Workplace Harrassment and Bullying – Canadian Companies Are Responsible
- Maybe Alice Had It Right
Have you ever heard of Charles Lutwidge Dodgson?
Not many people have…..
Better known as Lewis Carroll, Mr. Dodgson wrote a novel in 1865 called Alice through the Looking Glass. In the story there’s a scene where Alice attends a tea party and meets The March Hare, The Mad Hatter, The White Rabbit, and The Dormouse. Do you remember that?
There is an exchange of words between The March Hare and Alice, and at the end of it we hear The Mad Hatter speak for the first time…when he tells Alice that her hair needed cutting…..…which is actually the very first thing that he said to her in this classic story.
What was Alice’s response to The Mad Hatter?
“You should learn not to make personal remarks, it’s very rude.”
When Alice peeked through the looking glass and arrived in Wonderland, she found the same thing existed there that exists in many workplaces these days. People are rude.
Why don’t folks turn their cell phones off in the meetings they attend? Why do people say good morning to some people, and not to others? Why do some people talk loudly about the personal lives of other people for the entire world to hear?
There have been many studies conducted on these questions. The answers often revolve around the fact that workplaces no longer look like the traditional places they used to be, and the interpersonal infrastructure within organizations has broken down. There are companies that are working hard to reverse this situation, and as a result are making their mark in the world of employee engagement.
But most companies are not doing anything at all. Worse still, the supervisors in those companies, are not doing anything when they see or hear incivility between employees. It’s mostly attributed to: “that’s just the way they are,” or “they didn’t mean anything by what they said,” or “he’s always been like that,” or “she’s probably just having another bad day.” Supervisors and managers tend to turn a blind eye to what is going on. If an employee wanders into their office, shuts the door and starts with, “I want you to do something about Dennis. He’s at it again,” the supervisor is likely to sit and listen to the employee. When the employee has calmed down to the point where they can go back to the workplace, the supervisor will likely make some comment about “having a word with Dennis” to placate the employee but then the entire thing is put aside. Until the next time. And then the next time.
The employee starts to realize that nothing is going to be done. Ever.
Dennis gets away with it again, and the employee begins to look elsewhere for work rather than continuing to push that same rock uphill, having realized that the top of the hill is never going to arrive.
Landmark Decisions In Canada on Harrassment and Employee Behavior
Since the landmark Supreme Court of Canada decision made on July 29th, 1987, in the case of Bonnie Robichaud against Dept of National Defence, employers have always been responsible for the behavior of their employees. Especially the Dennis’ of the world and their supervisors.
An employer can avoid a lot of the difficulties that their employees (and their supervisors) create for them by supporting the development of a more respectful workplace.

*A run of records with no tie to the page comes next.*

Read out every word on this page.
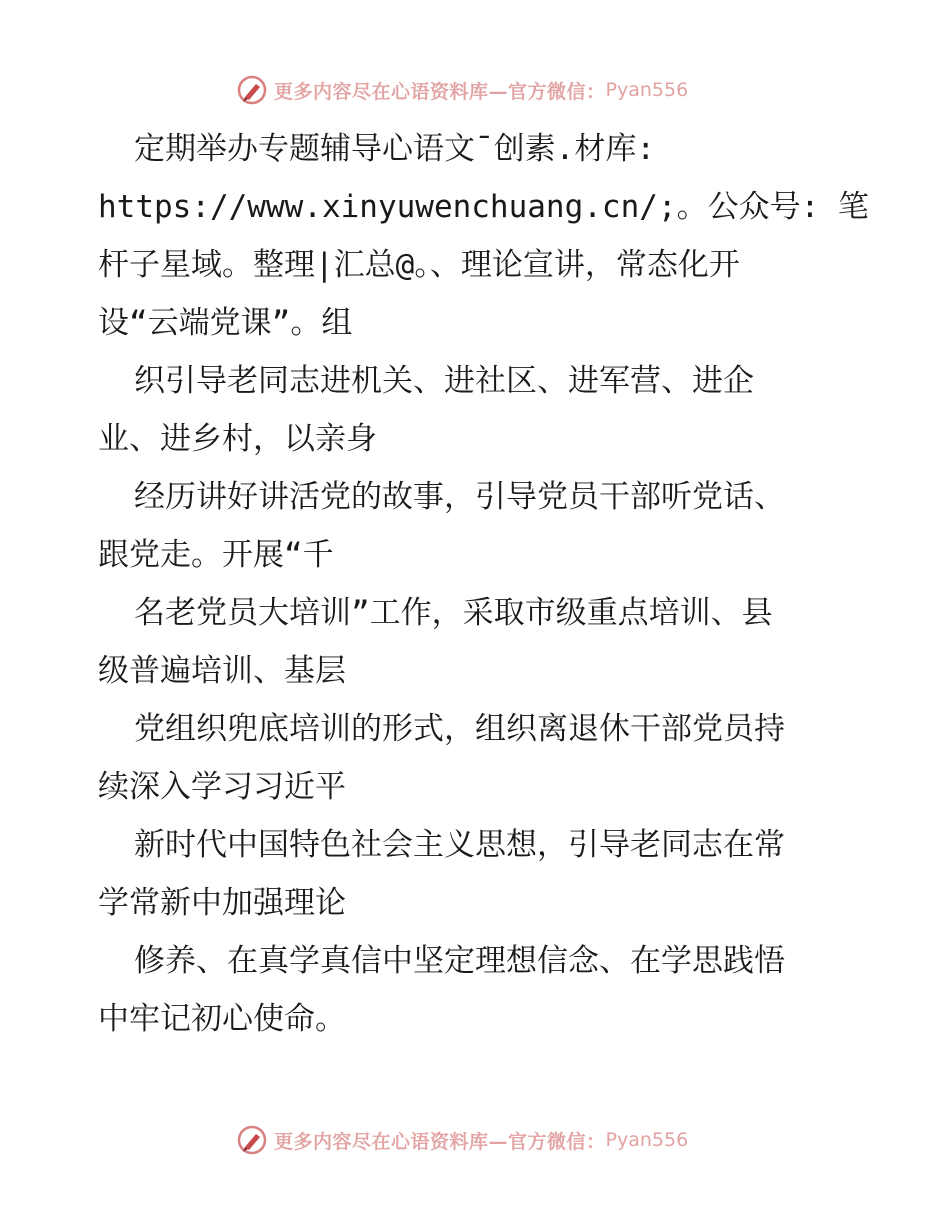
更多内容尽在心语资料库—官方微信： Pyan556
定期举办专题辅导心语文¯创素.材库:
https://www.xinyuwenchuang.cn/;。公众号: 笔
杆子星域。整理|汇总@。、理论宣讲，常态化开
设“云端党课”。组
织引导老同志进机关、进社区、进军营、进企
业、进乡村，以亲身
经历讲好讲活党的故事，引导党员干部听党话、
跟党走。开展“千
名老党员大培训”工作，采取市级重点培训、县
级普遍培训、基层
党组织兜底培训的形式，组织离退休干部党员持
续深入学习习近平
新时代中国特色社会主义思想，引导老同志在常
学常新中加强理论
修养、在真学真信中坚定理想信念、在学思践悟
中牢记初心使命。
更多内容尽在心语资料库—官方微信： Pyan556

Here are 7 critical suggestions that can assist in that development:
- Provide respectful conduct training for all employees
- Provide training for all employees in how to communicate more effectively in person and via email
- Provide training for all supervisors in conflict management
- Ensure that the company policy on respectful conduct is clearly known within the organization and constantly messaged by the leaders and managers
- Ensure that during new employee orientation, the issue and importance of respectful conduct is messaged effectively
- Ensure that a ‘zero tolerance’ for offensive and disrespectful conduct is maintained
- Ensure that the importance of a respectful workplace is articulated within the strategic plan of the organization
So, did Alice have it right?
Within Carroll’s brilliant work, Alice speaks to the Cheshire Cat about her experiences in Wonderland, and about the characters she has met there.
Alice said to the Cat:
“I don’t think they play at all fairly, and they quarrel so dreadfully one can’t hear oneself speak – and they don’t seem to have any rules in particular; at least, if there are, nobody attends to them.”
Leaders of organizations must realize that they are responsible for everything that goes on within their walls. A strong company stand on respect, an advertised and promoted policy, and the role modelling of appropriate behavior throughout the company by employees, supervisors, managers and leaders, are all required if the business is going to protect its employees, as well as defend itself from legal liability.